= Child Poverty Action Group =

UK charity that works to alleviate poverty and social exclusion

Child Poverty Action Group (CPAG) is a UK charity that works to alleviate poverty and social exclusion.

==History==
The Group first met on 5 March 1965, at a meeting organised by Harriett C. Wilson. It followed the publication of Brian Abel-Smith and Peter Townsend's work Poor and the Poorest: both men were founding members of the Group, as was Harriett Wilson's son John Veit-Wilson, who later became an academic working on social policy.

At the second meeting one of the points raised was "That although increased family allowance might be the simplest and most equitable way of overcoming the poverty of large families, there was likely to be considerable difficulties in bringing about a change of this kind, partly because of the fear that this would tend to encourage people to have large families."

One of its first actions was to send a letter to the Prime Minister, on 22 December 1965, signed by a number of distinguished public figure, which stated:"The signatories of this letter would probably not all agree on the precise details of a scheme for reform: we are agreed, however, that action should be taken to achieve a radical improvement in the standard of living of families in poverty and we wish to bring this memorandum to your attention. We ask that the present arrangements for family allowances and the allowances for children be reconsidered and revised, and that bigger direct allowances be paid in respect of children in the poorest families."Tony Lynes was the first full-time secretary of the Group in 1966. Frank Field served as Director of the Group from 1969 to 1979 and was followed by Ruth Lister (1979–1987) and Fran Bennett, and later by Kate Green (2004–2009). As of 2024, CPAG's director is Alison Garnham, who was appointed to the post in 2010.

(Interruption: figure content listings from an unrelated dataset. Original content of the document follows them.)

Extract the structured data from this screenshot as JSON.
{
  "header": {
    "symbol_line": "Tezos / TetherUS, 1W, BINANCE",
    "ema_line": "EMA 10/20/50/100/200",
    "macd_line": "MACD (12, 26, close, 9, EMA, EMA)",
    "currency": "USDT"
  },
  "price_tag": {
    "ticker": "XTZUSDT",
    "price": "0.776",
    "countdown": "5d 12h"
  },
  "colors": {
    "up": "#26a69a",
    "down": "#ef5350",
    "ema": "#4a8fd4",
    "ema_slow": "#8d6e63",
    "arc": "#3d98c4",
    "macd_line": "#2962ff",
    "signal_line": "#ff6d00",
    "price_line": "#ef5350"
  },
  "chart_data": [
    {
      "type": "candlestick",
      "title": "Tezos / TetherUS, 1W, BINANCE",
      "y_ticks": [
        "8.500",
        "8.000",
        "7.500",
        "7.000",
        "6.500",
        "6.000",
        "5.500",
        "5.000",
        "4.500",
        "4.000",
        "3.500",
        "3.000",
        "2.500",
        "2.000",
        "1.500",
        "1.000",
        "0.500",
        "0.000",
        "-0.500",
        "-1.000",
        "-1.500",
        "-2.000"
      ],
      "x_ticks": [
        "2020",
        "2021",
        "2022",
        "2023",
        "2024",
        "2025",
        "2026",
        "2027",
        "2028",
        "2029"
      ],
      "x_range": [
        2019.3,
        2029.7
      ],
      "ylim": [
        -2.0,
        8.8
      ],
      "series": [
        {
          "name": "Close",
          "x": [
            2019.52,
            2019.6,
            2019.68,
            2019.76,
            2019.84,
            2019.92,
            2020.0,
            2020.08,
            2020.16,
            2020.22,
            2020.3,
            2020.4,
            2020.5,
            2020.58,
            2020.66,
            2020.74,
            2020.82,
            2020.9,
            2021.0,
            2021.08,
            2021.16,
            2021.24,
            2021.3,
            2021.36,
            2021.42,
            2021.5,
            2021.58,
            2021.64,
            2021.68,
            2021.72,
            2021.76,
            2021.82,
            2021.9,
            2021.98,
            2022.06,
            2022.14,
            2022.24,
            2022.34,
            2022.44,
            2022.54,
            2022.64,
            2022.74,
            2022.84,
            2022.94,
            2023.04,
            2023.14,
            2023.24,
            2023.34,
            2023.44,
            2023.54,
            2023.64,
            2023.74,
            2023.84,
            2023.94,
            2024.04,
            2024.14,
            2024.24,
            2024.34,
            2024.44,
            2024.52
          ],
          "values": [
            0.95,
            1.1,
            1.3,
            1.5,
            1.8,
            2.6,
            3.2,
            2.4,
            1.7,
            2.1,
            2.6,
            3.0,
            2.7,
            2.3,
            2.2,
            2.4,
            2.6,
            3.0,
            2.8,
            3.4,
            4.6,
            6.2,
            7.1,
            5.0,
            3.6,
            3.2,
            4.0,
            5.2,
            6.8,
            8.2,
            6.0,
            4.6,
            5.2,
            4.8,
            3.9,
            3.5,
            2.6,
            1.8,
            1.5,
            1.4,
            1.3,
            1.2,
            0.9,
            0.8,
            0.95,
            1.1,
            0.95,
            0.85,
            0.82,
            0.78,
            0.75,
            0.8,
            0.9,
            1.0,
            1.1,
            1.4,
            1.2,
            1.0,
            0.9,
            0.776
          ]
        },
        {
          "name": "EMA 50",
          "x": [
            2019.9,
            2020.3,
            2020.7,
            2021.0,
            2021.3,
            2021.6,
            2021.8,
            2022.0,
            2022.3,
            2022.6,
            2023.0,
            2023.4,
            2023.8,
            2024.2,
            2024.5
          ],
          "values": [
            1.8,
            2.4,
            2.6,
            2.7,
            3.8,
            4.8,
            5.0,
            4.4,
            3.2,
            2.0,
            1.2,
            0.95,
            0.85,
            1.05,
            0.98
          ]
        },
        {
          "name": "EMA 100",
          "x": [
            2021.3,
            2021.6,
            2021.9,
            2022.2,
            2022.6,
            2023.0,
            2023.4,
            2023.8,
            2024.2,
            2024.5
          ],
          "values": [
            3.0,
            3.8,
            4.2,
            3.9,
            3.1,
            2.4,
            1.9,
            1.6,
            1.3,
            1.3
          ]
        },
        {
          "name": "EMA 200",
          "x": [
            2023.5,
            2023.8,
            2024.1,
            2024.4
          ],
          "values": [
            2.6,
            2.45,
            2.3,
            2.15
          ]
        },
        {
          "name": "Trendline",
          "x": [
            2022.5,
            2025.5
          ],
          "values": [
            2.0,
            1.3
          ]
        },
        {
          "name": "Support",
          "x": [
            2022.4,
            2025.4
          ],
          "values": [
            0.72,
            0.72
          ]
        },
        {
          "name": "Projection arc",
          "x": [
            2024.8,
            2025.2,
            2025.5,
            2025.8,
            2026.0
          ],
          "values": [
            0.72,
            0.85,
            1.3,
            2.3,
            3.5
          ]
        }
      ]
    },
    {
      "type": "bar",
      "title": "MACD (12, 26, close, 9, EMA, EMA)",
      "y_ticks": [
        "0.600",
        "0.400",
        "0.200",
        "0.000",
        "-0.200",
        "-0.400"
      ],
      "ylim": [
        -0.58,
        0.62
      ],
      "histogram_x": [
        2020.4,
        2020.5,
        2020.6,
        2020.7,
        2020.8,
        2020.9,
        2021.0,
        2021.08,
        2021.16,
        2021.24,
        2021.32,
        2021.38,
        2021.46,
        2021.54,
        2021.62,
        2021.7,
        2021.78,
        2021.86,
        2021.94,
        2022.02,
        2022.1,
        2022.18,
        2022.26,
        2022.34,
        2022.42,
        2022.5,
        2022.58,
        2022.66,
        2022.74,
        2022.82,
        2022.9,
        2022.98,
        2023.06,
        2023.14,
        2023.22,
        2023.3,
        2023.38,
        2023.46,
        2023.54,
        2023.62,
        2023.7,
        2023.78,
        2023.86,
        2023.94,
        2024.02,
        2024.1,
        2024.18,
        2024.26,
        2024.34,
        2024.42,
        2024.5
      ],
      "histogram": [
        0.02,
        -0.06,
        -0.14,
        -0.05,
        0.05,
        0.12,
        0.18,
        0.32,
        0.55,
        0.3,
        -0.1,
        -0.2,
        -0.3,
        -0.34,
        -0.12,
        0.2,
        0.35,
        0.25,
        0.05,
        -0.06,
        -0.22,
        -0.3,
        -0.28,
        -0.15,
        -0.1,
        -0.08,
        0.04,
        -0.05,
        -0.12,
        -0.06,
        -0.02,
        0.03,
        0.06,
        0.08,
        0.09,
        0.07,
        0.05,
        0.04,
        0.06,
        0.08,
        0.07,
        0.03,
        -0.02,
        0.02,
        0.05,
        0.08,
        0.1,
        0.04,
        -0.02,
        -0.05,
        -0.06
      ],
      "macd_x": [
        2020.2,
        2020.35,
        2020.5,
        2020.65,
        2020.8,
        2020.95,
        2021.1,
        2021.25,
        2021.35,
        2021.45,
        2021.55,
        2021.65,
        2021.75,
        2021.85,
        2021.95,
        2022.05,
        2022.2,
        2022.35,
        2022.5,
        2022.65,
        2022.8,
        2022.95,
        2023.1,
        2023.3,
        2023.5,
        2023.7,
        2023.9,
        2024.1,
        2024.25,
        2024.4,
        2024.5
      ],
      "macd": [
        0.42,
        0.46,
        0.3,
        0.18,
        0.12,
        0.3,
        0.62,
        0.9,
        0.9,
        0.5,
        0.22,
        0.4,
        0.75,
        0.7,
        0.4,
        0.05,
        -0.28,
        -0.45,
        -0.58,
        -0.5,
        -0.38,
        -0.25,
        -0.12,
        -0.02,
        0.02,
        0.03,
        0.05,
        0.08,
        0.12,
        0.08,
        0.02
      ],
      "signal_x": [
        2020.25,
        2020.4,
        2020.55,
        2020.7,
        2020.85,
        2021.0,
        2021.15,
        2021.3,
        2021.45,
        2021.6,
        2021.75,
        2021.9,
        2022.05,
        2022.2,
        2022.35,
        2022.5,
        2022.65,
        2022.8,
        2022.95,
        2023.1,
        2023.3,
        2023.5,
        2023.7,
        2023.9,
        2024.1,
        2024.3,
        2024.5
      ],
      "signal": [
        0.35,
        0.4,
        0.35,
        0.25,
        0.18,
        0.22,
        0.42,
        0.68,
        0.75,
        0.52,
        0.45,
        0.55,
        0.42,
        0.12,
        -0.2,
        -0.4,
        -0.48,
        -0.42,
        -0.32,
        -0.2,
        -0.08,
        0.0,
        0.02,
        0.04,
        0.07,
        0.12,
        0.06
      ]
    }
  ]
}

The group was originally conceived as a short-term pressure group specifically on the issue of family allowance (later child benefit). CPAG has been described as "partially successful" in its campaign to increase child benefit in the 1960s.

== Activities ==
CPAG programmes include:
- Research and publish the latest facts and figures of family and child poverty in the UK
- Lobby the UK government, lead and support campaigns for effective policies to prevent, alleviate and abolish child and family poverty
- Provide up to date information and reliable advice on the UK social security and tax credits systems
- Conduct training courses in Welfare Rights, for both new and experienced advisers, to help them keep up to date with developments in social security and tax credits
- Undertake test-cases to extend the interpretation of law in favour of claimants in social security, tax credits and related law using, where appropriate the European Court of Justice and the European Court of Human Rights.